The Article urges a teardown of this regime. It also calls for a basic reorientation of relevant law towards consensus social priorities, such as health, prosperity, and equity.

(Comment) Thank you, Mr. Shill, for the enlightening paper that goes beyond critique to prescription, from theory to practice.

The upcoming post… just in: the upcoming post is a wonderful apology from a driver to an anonymous bicyclist; the following post will provide an example from the state of Colorado where “law [is finally working] towards consensus social priorities, such as health, prosperity, and equity.”

 

____Footnotes____

[1] The converse, of course, also occurs: some people believe the problem is entirely systemic (political and commercial), giving the individual no other choice than to participate. It strikes me as obvious that the responsibilities are mutual. If individuals resisted commercial schemes, they would fail (one problem being that it is usually decades after the schemes have succeeded that their drawbacks become salient); if corporations and their lobbyists did not mold the infrastructure to encourage dependency on the automobile, individuals would never find it so hard to resist and break away from the practices.
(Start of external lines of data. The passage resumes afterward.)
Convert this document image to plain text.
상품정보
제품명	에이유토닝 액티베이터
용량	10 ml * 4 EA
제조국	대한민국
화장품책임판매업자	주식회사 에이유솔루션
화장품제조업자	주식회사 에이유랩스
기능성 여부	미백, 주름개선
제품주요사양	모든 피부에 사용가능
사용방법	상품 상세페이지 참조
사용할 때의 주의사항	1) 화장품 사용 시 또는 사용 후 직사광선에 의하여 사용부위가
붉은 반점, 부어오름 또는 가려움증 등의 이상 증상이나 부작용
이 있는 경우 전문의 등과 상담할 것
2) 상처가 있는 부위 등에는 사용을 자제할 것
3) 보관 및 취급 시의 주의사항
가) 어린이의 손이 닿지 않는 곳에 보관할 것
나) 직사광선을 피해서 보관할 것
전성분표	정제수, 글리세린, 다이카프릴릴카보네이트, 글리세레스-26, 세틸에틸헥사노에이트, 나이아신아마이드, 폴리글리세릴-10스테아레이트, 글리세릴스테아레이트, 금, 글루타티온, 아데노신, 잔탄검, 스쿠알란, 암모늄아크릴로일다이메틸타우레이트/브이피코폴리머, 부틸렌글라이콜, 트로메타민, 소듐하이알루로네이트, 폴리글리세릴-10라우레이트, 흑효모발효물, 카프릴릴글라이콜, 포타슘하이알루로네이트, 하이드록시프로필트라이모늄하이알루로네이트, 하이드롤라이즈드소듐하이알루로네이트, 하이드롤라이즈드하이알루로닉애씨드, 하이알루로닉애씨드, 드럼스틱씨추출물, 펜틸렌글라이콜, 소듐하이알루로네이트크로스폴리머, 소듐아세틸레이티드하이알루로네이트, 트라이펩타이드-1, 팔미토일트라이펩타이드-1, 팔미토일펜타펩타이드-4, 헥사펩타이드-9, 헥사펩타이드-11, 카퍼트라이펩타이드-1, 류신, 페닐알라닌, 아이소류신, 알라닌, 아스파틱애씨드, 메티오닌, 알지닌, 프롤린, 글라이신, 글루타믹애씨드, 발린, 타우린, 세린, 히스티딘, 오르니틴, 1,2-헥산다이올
[2] Gregory Shill is an associate professor at the University of Iowa College of Law. Shill’s (must-read) paper, “Should Law Subsidize Driving?” is posted on SSRN (Social Science Research Network), “an open-access online preprint community providing valuable services to leading academic schools and government institutions.” This paper is an electronic version of a forthcoming paper for New York University Law Review. (The page numbers that I cite correspond those in the full-text PDF version.)

[3] Shill’s paper has already been summarized nicely in the article, “How Driving is Encouraged and Subsidized — By Law,” by Angie Schmitt (March 6, 2019). The summary covers the following main points:

  1. Traffic Laws Soft-Peddle Very Dangerous Behavior
  2. Land Use Laws Favor Sprawl
  3. Legal Parking Requirements Subsidize Driving
  4. Emissions Laws Exempt ‘Light Trucks’
  5. Emissions Laws Ignore the Environmental Costs of Roadbuilding
  6. Vehicle Safety Regulations Ignore Pedestrians
  7. Vehicle Safety Regulations Allow Unsafe Aftermarket Vehicle Modifications
  8. Insurance Law Limits Payouts to Pedestrians
  9. Tax Law Subsidizes Sprawl
  10. Tort Law Protects Dangerous Drivers
  11. Contract Law Freezes Out Pedestrians
  12. Criminal Law Rarely Punishes Dangerous Drivers

[4] I am using the March, 2019 version. Mr. Shill continues to refine the paper (making it shorter).